I was solving limits and it said $$\lim_{x\to 0} \left[\frac{x^2}{\tan(x)\sin(x)}\right]=0$$
I tried thinking about it but since I am not really good at math I couldn't proceed.
I know that $\lim_{x\to 0} \left[\frac{\sin(x)}{x}\right] = 0$ and $\lim_{x\to 0} \left[\frac{\tan(x)}{x}\right] = 1$
Always use asymptotic expansion to analyze limits if possible, because you can fully understand what exactly is going on. $ \def\wi{\subseteq} \def\lfrac#1#2{{\large\frac{#1}{#2}}} $
As $x \to 0$:
$\tan(x)\sin(x) = \lfrac{\sin(x)^2}{\cos(x)} \in \lfrac{x^2(1-\lfrac16x^2+O(x^4))^2}{1-\lfrac12x^2+O(x^4)} \wi x^2 \lfrac{1-\lfrac13x^2+O(x^4)}{1-\lfrac12x^2+O(x^4)} > x^2$ [eventually].
[In case it is not clear, it is because $1-\lfrac13x^2+O(x^4) > 1-\lfrac12x^2+O(x^4) > 0$ eventually.]

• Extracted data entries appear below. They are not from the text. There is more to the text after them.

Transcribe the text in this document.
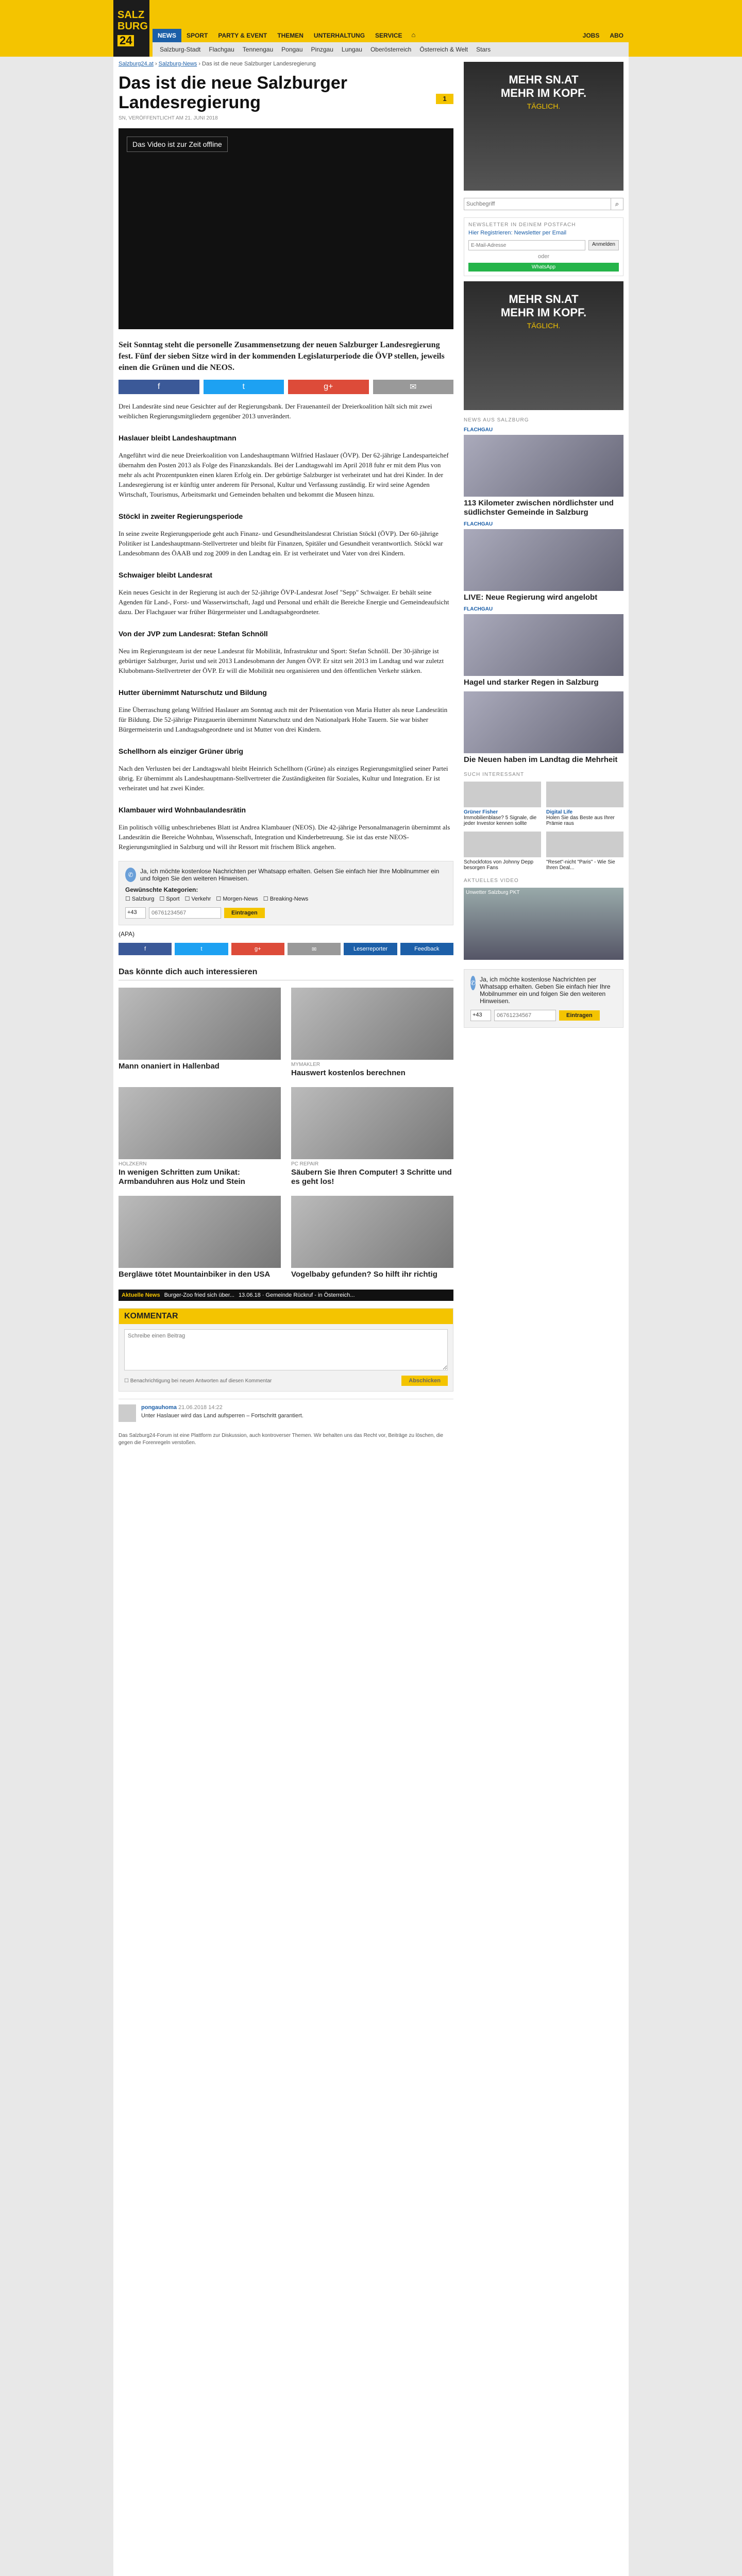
SALZ
BURG
24	NEWS	SPORT	PARTY & EVENT	THEMEN	UNTERHALTUNG	SERVICE	⌂	JOBS	ABO
Salzburg-Stadt	Flachgau	Tennengau	Pongau	Pinzgau	Lungau	Oberösterreich	Österreich & Welt	Stars
Salzburg24.at › Salzburg-News › Das ist die neue Salzburger Landesregierung
Das ist die neue Salzburger Landesregierung
SN, VERÖFFENTLICHT AM 21. JUNI 2018
1
Das Video ist zur Zeit offline
Seit Sonntag steht die personelle Zusammensetzung der neuen Salzburger Landesregierung fest. Fünf der sieben Sitze wird in der kommenden Legislaturperiode die ÖVP stellen, jeweils einen die Grünen und die NEOS.
f	t	g+	✉

Drei Landesräte sind neue Gesichter auf der Regierungsbank. Der Frauenanteil der Dreierkoalition hält sich mit zwei weiblichen Regierungsmitgliedern gegenüber 2013 unverändert.

Haslauer bleibt Landeshauptmann

Angeführt wird die neue Dreierkoalition von Landeshauptmann Wilfried Haslauer (ÖVP). Der 62-jährige Landesparteichef übernahm den Posten 2013 als Folge des Finanzskandals. Bei der Landtagswahl im April 2018 fuhr er mit dem Plus von mehr als acht Prozentpunkten einen klaren Erfolg ein. Der gebürtige Salzburger ist verheiratet und hat drei Kinder. In der Landesregierung ist er künftig unter anderem für Personal, Kultur und Verfassung zuständig. Er wird seine Agenden Wirtschaft, Tourismus, Arbeitsmarkt und Gemeinden behalten und bekommt die Museen hinzu.

Stöckl in zweiter Regierungsperiode

In seine zweite Regierungsperiode geht auch Finanz- und Gesundheitslandesrat Christian Stöckl (ÖVP). Der 60-jährige Politiker ist Landeshauptmann-Stellvertreter und bleibt für Finanzen, Spitäler und Gesundheit verantwortlich. Stöckl war Landesobmann des ÖAAB und zog 2009 in den Landtag ein. Er ist verheiratet und Vater von drei Kindern.

Schwaiger bleibt Landesrat

Kein neues Gesicht in der Regierung ist auch der 52-jährige ÖVP-Landesrat Josef "Sepp" Schwaiger. Er behält seine Agenden für Land-, Forst- und Wasserwirtschaft, Jagd und Personal und erhält die Bereiche Energie und Gemeindeaufsicht dazu. Der Flachgauer war früher Bürgermeister und Landtagsabgeordneter.

Von der JVP zum Landesrat: Stefan Schnöll

Neu im Regierungsteam ist der neue Landesrat für Mobilität, Infrastruktur und Sport: Stefan Schnöll. Der 30-jährige ist gebürtiger Salzburger, Jurist und seit 2013 Landesobmann der Jungen ÖVP. Er sitzt seit 2013 im Landtag und war zuletzt Klubobmann-Stellvertreter der ÖVP. Er will die Mobilität neu organisieren und den öffentlichen Verkehr stärken.

Hutter übernimmt Naturschutz und Bildung

Eine Überraschung gelang Wilfried Haslauer am Sonntag auch mit der Präsentation von Maria Hutter als neue Landesrätin für Bildung. Die 52-jährige Pinzgauerin übernimmt Naturschutz und den Nationalpark Hohe Tauern. Sie war bisher Bürgermeisterin und Landtagsabgeordnete und ist Mutter von drei Kindern.

Schellhorn als einziger Grüner übrig

Nach den Verlusten bei der Landtagswahl bleibt Heinrich Schellhorn (Grüne) als einziges Regierungsmitglied seiner Partei übrig. Er übernimmt als Landeshauptmann-Stellvertreter die Zuständigkeiten für Soziales, Kultur und Integration. Er ist verheiratet und hat zwei Kinder.

Klambauer wird Wohnbaulandesrätin

Ein politisch völlig unbeschriebenes Blatt ist Andrea Klambauer (NEOS). Die 42-jährige Personalmanagerin übernimmt als Landesrätin die Bereiche Wohnbau, Wissenschaft, Integration und Kinderbetreuung. Sie ist das erste NEOS-Regierungsmitglied in Salzburg und will ihr Ressort mit frischem Blick angehen.

✆	Ja, ich möchte kostenlose Nachrichten per Whatsapp erhalten. Gelsen Sie einfach hier Ihre Mobilnummer ein und folgen Sie den weiteren Hinweisen.
Gewünschte Kategorien:
☐ Salzburg ☐ Sport ☐ Verkehr ☐ Morgen-News ☐ Breaking-News
+43
06761234567	Eintragen
(APA)
f	t	g+	✉	Leserreporter	Feedback
Das könnte dich auch interessieren
Mann onaniert in Hallenbad	MYMAKLER
Hauswert kostenlos berechnen
HOLZKERN
In wenigen Schritten zum Unikat: Armbanduhren aus Holz und Stein
PC REPAIR
Säubern Sie Ihren Computer! 3 Schritte und es geht los!
Bergläwe tötet Mountainbiker in den USA	Vogelbaby gefunden? So hilft ihr richtig
Aktuelle News Burger-Zoo fried sich über... 13.06.18 · Gemeinde Rückruf - in Österreich...
KOMMENTAR
Schreibe einen Beitrag
☐ Benachrichtigung bei neuen Antworten auf diesen Kommentar	Abschicken
pongauhoma 21.06.2018 14:22
Unter Haslauer wird das Land aufsperren – Fortschritt garantiert.
Das Salzburg24-Forum ist eine Plattform zur Diskussion, auch kontroverser Themen. Wir behalten uns das Recht vor, Beiträge zu löschen, die gegen die Forenregeln verstoßen.
MEHR SN.AT
MEHR IM KOPF.
TÄGLICH.
Suchbegriff
⌕
NEWSLETTER IN DEINEM POSTFACH
Hier Registrieren: Newsletter per Email
E-Mail-Adresse
Anmelden
oder
WhatsApp
MEHR SN.AT
MEHR IM KOPF.
TÄGLICH.
NEWS AUS SALZBURG
FLACHGAU
113 Kilometer zwischen nördlichster und südlichster Gemeinde in Salzburg
FLACHGAU
LIVE: Neue Regierung wird angelobt
FLACHGAU
Hagel und starker Regen in Salzburg
Die Neuen haben im Landtag die Mehrheit
SUCH INTERESSANT
Grüner Fisher
Immobilienblase? 5 Signale, die jeder Investor kennen sollte
Digital Life
Holen Sie das Beste aus Ihrer Prämie raus
Schockfotos von Johnny Depp besorgen Fans
"Reset"-nicht "Paris" - Wie Sie Ihren Deal...
AKTUELLES VIDEO
Unwetter Salzburg PKT
✆ Ja, ich möchte kostenlose Nachrichten per Whatsapp erhalten. Geben Sie einfach hier Ihre Mobilnummer ein und folgen Sie den weiteren Hinweisen.
+43
06761234567	Eintragen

If you really dislike asymptotic notation, you can use the above reasoning first and then extract whatever hard constants you need and replace all the Big-O notation with appropriate constants.
The strength of this method is its generality and systematicity. For instance, exactly the same reasoning as above (but with just one more term of the expansions) will easily give you that $\lim_{x \to 0} \Big\lfloor \lfrac{x^3}{\tan(x)\sin(x)^2} \Big\rfloor = 0$.
Assuming "GIF" is meant to be an abbreviation of "Greatest Integer Function", the answer to the question in the title is no, a counterexample: $$ \lfloor 2.5\rfloor\cdot\lfloor 2.5\rfloor=2\cdot 2=4\neq 6 =\lfloor 6.25\rfloor=\lfloor 2.5\cdot 2.5\rfloor $$
It's not clear that will help you with the problem in the body of your question.